Les preuves de biais de l’IA s’accumulent déjà, tant au niveau national qu’international. Des études ont révélé des résultats discriminatoires dans des domaines critiques tels que la médecine et le recrutement. Par exemple, une étude australienne publiée en mai a révélé que les candidats à des emplois interviewés par des recruteurs d’IA étaient potentiellement victimes de discrimination en fonction de leur accent ou s’ils vivaient avec un handicap. Ananda-Rajah a cité le dépistage du cancer de la peau comme un autre exemple où le biais algorithmique dans les outils d’IA pourrait entraîner un traitement inégal des patients, soulignant la nécessité de former des modèles sur des données australiennes complètes et diverses tout en protégeant les informations sensibles.
Alors que la “libération” des données est considérée par certains comme faisant partie de la solution, d’autres experts soulignent la nécessité d’une approche à plusieurs volets. Judith Bishop, experte en IA à l’Université La Trobe, reconnaît que davantage de données australiennes pourraient améliorer la formation de l’IA, mettant en garde contre une dépendance excessive aux modèles américains entraînés sur des ensembles de données étrangers. Cependant, elle souligne que ce n’est qu’une composante d’une solution plus large. De même, la Commissaire à l’eSécurité Julie Inman Grant a exprimé des inquiétudes quant au manque de transparence dans les données de formation de l’IA. Elle appelle les entreprises technologiques à être transparentes sur leurs sources de données, à développer des outils de reporting robustes et à s’assurer que leurs produits utilisent des données diverses, précises et représentatives. Inman Grant a souligné l’“opacité du développement de l’IA générative” comme profondément problématique, suscitant des craintes que les grands modèles linguistiques puissent “amplifier, voire accélérer, les biais nuisibles – y compris les normes de genre étroites ou nuisibles et les préjugés raciaux”, surtout compte tenu de la concentration du développement chez quelques entreprises, risquant de marginaliser certaines voix et perspectives.

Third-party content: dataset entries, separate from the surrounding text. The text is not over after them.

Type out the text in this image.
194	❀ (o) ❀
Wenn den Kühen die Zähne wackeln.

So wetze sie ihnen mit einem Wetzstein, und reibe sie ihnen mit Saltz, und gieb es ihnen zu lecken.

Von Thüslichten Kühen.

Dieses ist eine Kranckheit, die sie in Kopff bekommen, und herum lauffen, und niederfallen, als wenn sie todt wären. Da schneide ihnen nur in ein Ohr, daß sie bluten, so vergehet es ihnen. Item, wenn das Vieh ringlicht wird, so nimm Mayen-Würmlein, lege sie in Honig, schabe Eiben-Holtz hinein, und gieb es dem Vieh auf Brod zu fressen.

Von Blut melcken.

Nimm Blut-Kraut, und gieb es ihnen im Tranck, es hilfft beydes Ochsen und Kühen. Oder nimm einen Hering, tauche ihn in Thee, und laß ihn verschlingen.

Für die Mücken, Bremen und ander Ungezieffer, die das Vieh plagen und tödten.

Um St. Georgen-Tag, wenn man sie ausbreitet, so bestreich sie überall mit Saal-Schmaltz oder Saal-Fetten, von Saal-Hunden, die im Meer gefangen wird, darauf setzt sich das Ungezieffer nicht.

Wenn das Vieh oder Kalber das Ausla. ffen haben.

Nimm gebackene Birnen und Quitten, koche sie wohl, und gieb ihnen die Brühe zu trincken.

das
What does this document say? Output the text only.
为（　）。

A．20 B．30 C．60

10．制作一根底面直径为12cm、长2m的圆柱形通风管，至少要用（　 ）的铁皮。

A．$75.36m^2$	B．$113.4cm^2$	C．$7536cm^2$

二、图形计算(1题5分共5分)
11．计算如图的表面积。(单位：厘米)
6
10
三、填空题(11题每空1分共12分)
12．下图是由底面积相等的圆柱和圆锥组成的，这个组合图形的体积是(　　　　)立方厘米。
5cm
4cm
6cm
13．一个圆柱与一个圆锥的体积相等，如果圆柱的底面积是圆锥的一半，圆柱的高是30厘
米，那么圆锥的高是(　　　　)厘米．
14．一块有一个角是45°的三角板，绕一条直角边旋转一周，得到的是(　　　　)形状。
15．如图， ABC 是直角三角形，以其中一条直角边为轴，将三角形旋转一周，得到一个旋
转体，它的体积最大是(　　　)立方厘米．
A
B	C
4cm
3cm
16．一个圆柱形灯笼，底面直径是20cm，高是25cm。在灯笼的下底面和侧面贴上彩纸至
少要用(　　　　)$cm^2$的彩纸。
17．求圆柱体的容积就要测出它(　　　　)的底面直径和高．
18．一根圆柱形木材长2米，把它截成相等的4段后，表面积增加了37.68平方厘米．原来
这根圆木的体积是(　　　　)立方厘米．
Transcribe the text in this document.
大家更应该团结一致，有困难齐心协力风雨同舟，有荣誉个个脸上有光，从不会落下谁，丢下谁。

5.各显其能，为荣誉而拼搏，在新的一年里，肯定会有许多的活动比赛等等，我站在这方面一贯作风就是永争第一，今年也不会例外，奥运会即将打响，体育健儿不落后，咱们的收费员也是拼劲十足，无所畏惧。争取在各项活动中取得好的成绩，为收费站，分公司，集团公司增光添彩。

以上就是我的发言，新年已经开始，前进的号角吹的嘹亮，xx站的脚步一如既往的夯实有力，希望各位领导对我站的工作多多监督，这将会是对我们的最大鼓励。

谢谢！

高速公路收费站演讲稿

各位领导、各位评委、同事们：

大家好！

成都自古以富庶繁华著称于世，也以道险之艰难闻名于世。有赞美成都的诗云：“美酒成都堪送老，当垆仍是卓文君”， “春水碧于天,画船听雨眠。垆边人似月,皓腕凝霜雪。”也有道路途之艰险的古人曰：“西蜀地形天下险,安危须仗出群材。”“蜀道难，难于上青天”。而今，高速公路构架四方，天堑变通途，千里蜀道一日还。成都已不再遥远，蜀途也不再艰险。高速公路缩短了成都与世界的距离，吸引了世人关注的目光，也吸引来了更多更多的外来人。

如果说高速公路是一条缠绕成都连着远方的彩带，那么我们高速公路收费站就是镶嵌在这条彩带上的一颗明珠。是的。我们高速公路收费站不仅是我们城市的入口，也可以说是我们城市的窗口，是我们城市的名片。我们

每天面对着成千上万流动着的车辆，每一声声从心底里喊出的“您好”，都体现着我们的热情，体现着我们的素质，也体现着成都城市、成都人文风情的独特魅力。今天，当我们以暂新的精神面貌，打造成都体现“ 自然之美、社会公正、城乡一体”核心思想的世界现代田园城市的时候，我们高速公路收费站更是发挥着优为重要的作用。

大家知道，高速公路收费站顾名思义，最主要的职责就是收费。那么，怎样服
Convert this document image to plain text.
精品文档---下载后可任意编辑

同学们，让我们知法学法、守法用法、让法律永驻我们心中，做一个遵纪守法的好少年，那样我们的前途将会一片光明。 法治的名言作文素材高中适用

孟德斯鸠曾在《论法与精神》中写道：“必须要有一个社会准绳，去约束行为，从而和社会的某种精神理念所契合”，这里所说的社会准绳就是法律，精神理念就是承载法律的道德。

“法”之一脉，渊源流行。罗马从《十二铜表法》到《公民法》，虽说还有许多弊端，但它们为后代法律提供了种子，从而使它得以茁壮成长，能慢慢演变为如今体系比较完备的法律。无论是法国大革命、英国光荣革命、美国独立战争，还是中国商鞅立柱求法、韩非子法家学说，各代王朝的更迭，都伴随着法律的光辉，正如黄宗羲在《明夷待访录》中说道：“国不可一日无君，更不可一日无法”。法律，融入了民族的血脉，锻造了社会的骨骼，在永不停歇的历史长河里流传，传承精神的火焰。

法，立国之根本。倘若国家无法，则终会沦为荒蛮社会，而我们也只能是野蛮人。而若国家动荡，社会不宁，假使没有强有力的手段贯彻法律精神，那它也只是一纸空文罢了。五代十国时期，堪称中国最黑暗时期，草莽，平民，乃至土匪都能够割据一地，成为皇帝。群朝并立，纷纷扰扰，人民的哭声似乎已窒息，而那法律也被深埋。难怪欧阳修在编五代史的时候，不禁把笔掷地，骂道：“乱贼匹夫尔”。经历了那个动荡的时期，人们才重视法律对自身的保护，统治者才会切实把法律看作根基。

Le sentiment général parmi ces experts est que si l’IA offre un potentiel immense, son développement et son déploiement en Australie exigent une attention réglementaire urgente, un engagement envers la diversité des données et une transparence inébranlable pour garantir qu’elle serve tous les Australiens de manière juste et équitable, plutôt que d’approfondir les divisions existantes. Les discussions en cours lors du sommet économique fédéral et au sein des cercles politiques reflètent la reconnaissance croissante que la navigation dans l’avenir de l’IA nécessite un équilibre délicat entre innovation et responsabilité éthique, en particulier en ce qui concerne la propriété intellectuelle et la protection de la vie privée, que les groupes des médias et des arts craignent d’être menacées par un “vol effréné”.